From the guide: Claude Code Comprehensive Guide

Nicholas Carlini, a research scientist at Anthropic, pointed Claude Code at the Linux kernel source and told it to find vulnerabilities. The setup: a 10-line bash script plus a Docker container with ASAN-instrumented builds. Loop over source files, ask the model to look for bugs, move to the next file.13

The result: a remotely exploitable heap buffer overflow in the NFSv4 LOCK replay cache, present since March 2003 — twenty-three years, predating Git itself. The vulnerability allows two cooperating NFS clients to read sensitive kernel memory by overflowing a 112-byte buffer with a 1,024-byte lock owner ID.2 Carlini found at least four more kernel vulnerabilities in the same sweep. Separately, the same methodology produced 122 crashing inputs sent to Mozilla, of which 22 received CVEs.3 He described “several hundred crashes” he hasn’t had time to validate and report.2

These are confirmed vulnerabilities reported to maintainers, found by an agent using Opus 4.6 — the same model class that practitioners run daily for code review, refactoring, and feature development. Carlini presented the findings at the [un]prompted AI security conference in April 2026.1

TL;DR

Carlini’s methodology was minimal: iterate over source files, prompt Claude to find vulnerabilities in each, verify hits with ASAN assertions. Opus 4.6 found substantially more vulnerabilities than Opus 4.1 (8 months older) or Sonnet 4.5 (6 months older), suggesting a capability threshold was recently crossed.2 The bottleneck is now human validation, not AI discovery. This has direct implications for how practitioners build security hooks, run code review, and think about agent-assisted auditing.

Key Takeaways

  • Security engineers: The capability is real and improving fast. If you run agent-assisted code review, your PreToolUse security hooks are more important than ever — not to block Claude, but to gate what it can do with what it finds.
  • Harness builders: The verification bottleneck (“several hundred crashes I haven’t validated”) is a harness problem. Automated triage, deduplication, and severity classification are the next infrastructure layer.
  • Everyone else: The same model that introduces 446x performance regressions also finds bugs that 23 years of human review missed. Both are true simultaneously.

The Methodology

Carlini’s approach did not require a custom security framework, a fine-tuned model, or specialized prompts. He described it as a “10-line bash script plus Docker container”:3

  1. Compile the target with ASAN (AddressSanitizer) instrumentation
  2. Iterate through source files, using the model to rate security relevance
  3. Prompt Claude Code with a capture-the-flag framing for high-relevance files
  4. Run multiple passes per target (5-20 depending on codebase)
  5. Use automated critique agents to verify findings before disclosure

The capture-the-flag framing matters. Telling the model “this code has a bug” activates a different mode than “review this code for issues.” Developers have noticed the same pattern in daily use — Claude finds more problems when you tell it a problem exists than when you ask if one might exist.2

The cost of the sweep is measured in API tokens, not person-months. Carlini found five confirmed Linux kernel vulnerabilities and 22 Firefox CVEs using a commodity agent CLI.3 The same tool that writes your unit tests and formats your imports.

The Capability Threshold

The most striking finding is the model generation gap. Carlini attempted to reproduce his results with older models:2

  • Opus 4.6 (released ~2 months before the talk): found the heap overflow and multiple additional vulnerabilities
  • Opus 4.1 (8 months prior): found only a small fraction
  • Sonnet 4.5 (6 months prior): found only a small fraction

Something crossed a threshold between model generations. The ability to hold a complex codebase in context, reason about data flow across function boundaries, and identify subtle specification mismatches appears to have emerged rather than gradually improving.
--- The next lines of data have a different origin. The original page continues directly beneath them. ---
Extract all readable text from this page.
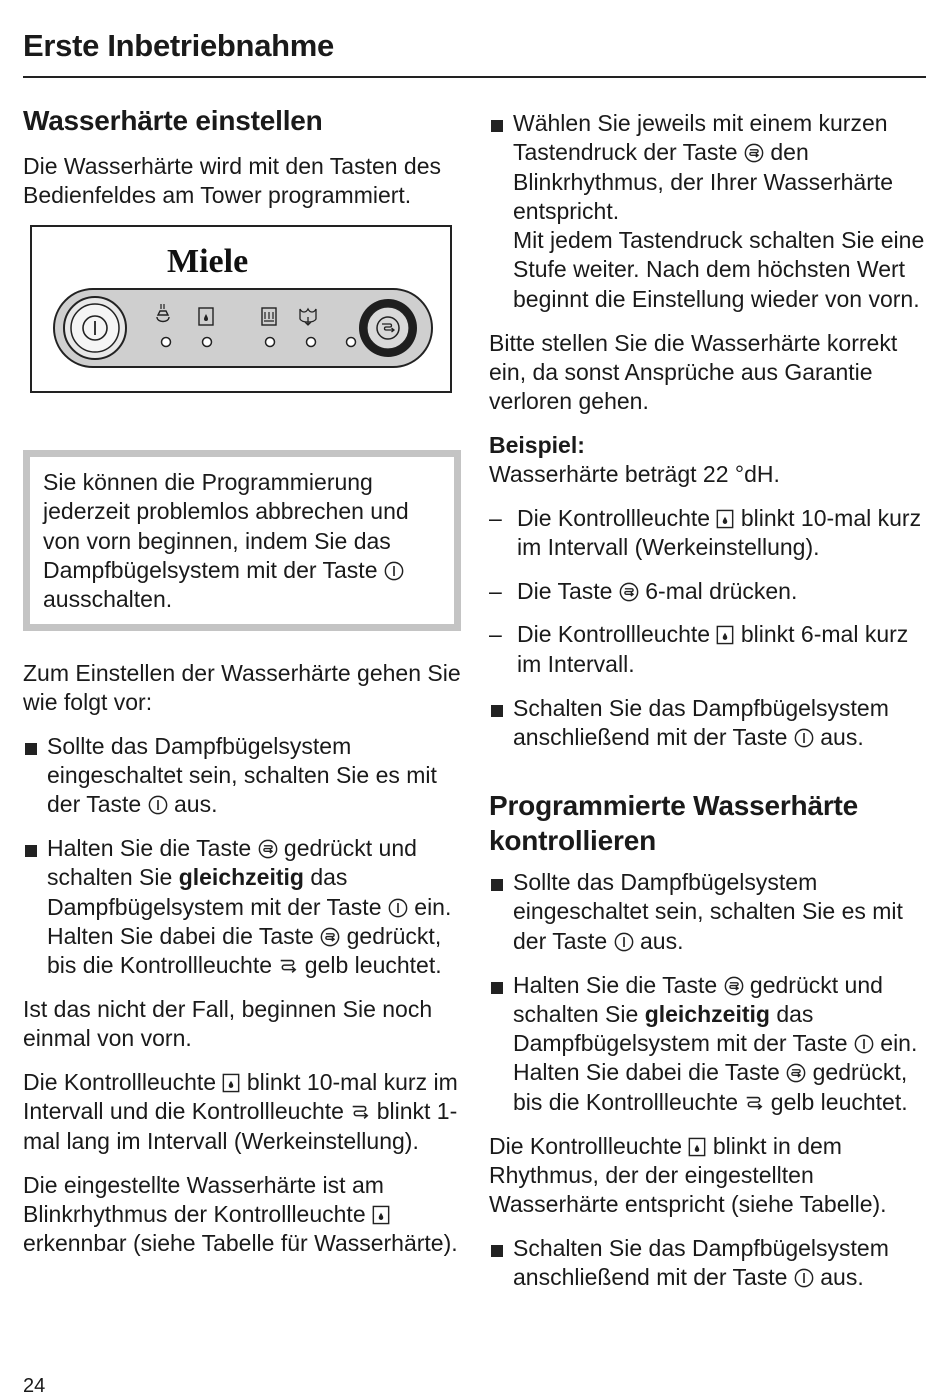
Erste Inbetriebnahme
Wasserhärte einstellen

Die Wasserhärte wird mit den Tasten des Bedienfeldes am Tower programmiert.

Miele

Sie können die Programmierung jederzeit problemlos abbrechen und von vorn beginnen, indem Sie das Dampfbügelsystem mit der Taste  ausschalten.

Zum Einstellen der Wasserhärte gehen Sie wie folgt vor:

Sollte das Dampfbügelsystem eingeschaltet sein, schalten Sie es mit der Taste  aus.
Halten Sie die Taste  gedrückt und schalten Sie gleichzeitig das Dampfbügelsystem mit der Taste  ein. Halten Sie dabei die Taste  gedrückt, bis die Kontrollleuchte  gelb leuchtet.

Ist das nicht der Fall, beginnen Sie noch einmal von vorn.

Die Kontrollleuchte  blinkt 10-mal kurz im Intervall und die Kontrollleuchte  blinkt 1-mal lang im Intervall (Werkeinstellung).

Die eingestellte Wasserhärte ist am Blinkrhythmus der Kontrollleuchte  erkennbar (siehe Tabelle für Wasserhärte).

Wählen Sie jeweils mit einem kurzen Tastendruck der Taste  den Blinkrhythmus, der Ihrer Wasserhärte entspricht.
Mit jedem Tastendruck schalten Sie eine Stufe weiter. Nach dem höchsten Wert beginnt die Einstellung wieder von vorn.

Bitte stellen Sie die Wasserhärte korrekt ein, da sonst Ansprüche aus Garantie verloren gehen.

Beispiel:
Wasserhärte beträgt 22 °dH.

– Die Kontrollleuchte  blinkt 10-mal kurz im Intervall (Werkeinstellung).
– Die Taste  6-mal drücken.
– Die Kontrollleuchte  blinkt 6-mal kurz im Intervall.
Schalten Sie das Dampfbügelsystem anschließend mit der Taste  aus.
Programmierte Wasserhärte kontrollieren
Sollte das Dampfbügelsystem eingeschaltet sein, schalten Sie es mit der Taste  aus.
Halten Sie die Taste  gedrückt und schalten Sie gleichzeitig das Dampfbügelsystem mit der Taste  ein. Halten Sie dabei die Taste  gedrückt, bis die Kontrollleuchte  gelb leuchtet.

Die Kontrollleuchte  blinkt in dem Rhythmus, der der eingestellten Wasserhärte entspricht (siehe Tabelle).

Schalten Sie das Dampfbügelsystem anschließend mit der Taste  aus.
24
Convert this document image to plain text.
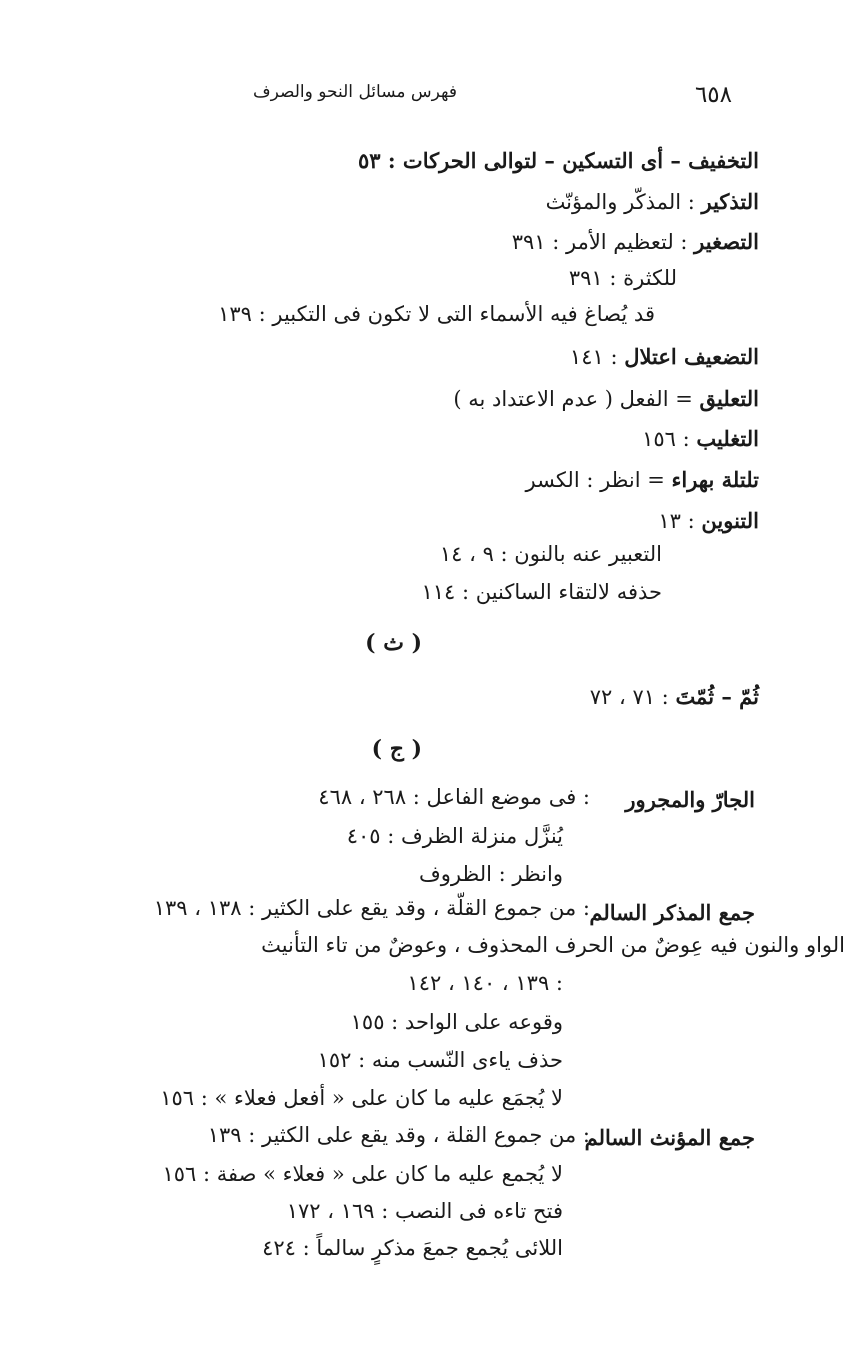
٦٥٨
فهرس مسائل النحو والصرف
التخفيف – أى التسكين – لتوالى الحركات : ٥٣
التذكير : المذكّر والمؤنّث
التصغير : لتعظيم الأمر : ٣٩١
للكثرة : ٣٩١
قد يُصاغ فيه الأسماء التى لا تكون فى التكبير : ١٣٩
التضعيف اعتلال : ١٤١
التعليق = الفعل ( عدم الاعتداد به )
التغليب : ١٥٦
تلتلة بهراء = انظر : الكسر
التنوين : ١٣
التعبير عنه بالنون : ٩ ، ١٤
حذفه لالتقاء الساكنين : ١١٤
( ث )
ثُمّ – ثُمّتَ : ٧١ ، ٧٢
( ج )
الجارّ والمجرور
: فى موضع الفاعل : ٢٦٨ ، ٤٦٨
يُنزَّل منزلة الظرف : ٤٠٥
وانظر : الظروف
جمع المذكر السالم
: من جموع القلّة ، وقد يقع على الكثير : ١٣٨ ، ١٣٩
الواو والنون فيه عِوضٌ من الحرف المحذوف ، وعوضٌ من تاء التأنيث
: ١٣٩ ، ١٤٠ ، ١٤٢
وقوعه على الواحد : ١٥٥
حذف ياءى النّسب منه : ١٥٢
لا يُجمَع عليه ما كان على « أفعل فعلاء » : ١٥٦
جمع المؤنث السالم
: من جموع القلة ، وقد يقع على الكثير : ١٣٩
لا يُجمع عليه ما كان على « فعلاء » صفة : ١٥٦
فتح تاءه فى النصب : ١٦٩ ، ١٧٢
اللائى يُجمع جمعَ مذكرٍ سالماً : ٤٢٤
Carlini stated plainly: “I have never found one of these in my life before. This is very, very, very hard to do. With these language models, I have a bunch.”2

The Paradox

The same agent architecture that introduces performance regressions — 118 functions with slowdowns from 3x to 446x — also finds security vulnerabilities that decades of expert human review missed. These are complementary aspects of the same capability profile. Vulnerability research is fundamentally pattern matching against known classes (buffer overflows, use-after-free, integer signedness), which is an LLM strength.4 Performance optimization requires the opposite: reasoning about specific execution contexts, cache behavior, and algorithmic complexity. The model recognizes a buffer overflow across millions of lines of code but cannot tell you that a hash map is slower than a sorted array for your access pattern. Build your harness accordingly — security hooks that flag findings, performance hooks that measure before committing.

The Verification Bottleneck

Carlini’s most revealing admission: “I have so many bugs in the Linux kernel that I can’t report because I haven’t validated them yet.”2

The bottleneck has shifted from discovery to triage. Finding potential vulnerabilities is now cheaper than confirming they are real. This creates a new infrastructure problem for security teams:

Discovery is automated. An agent can sweep a codebase in hours.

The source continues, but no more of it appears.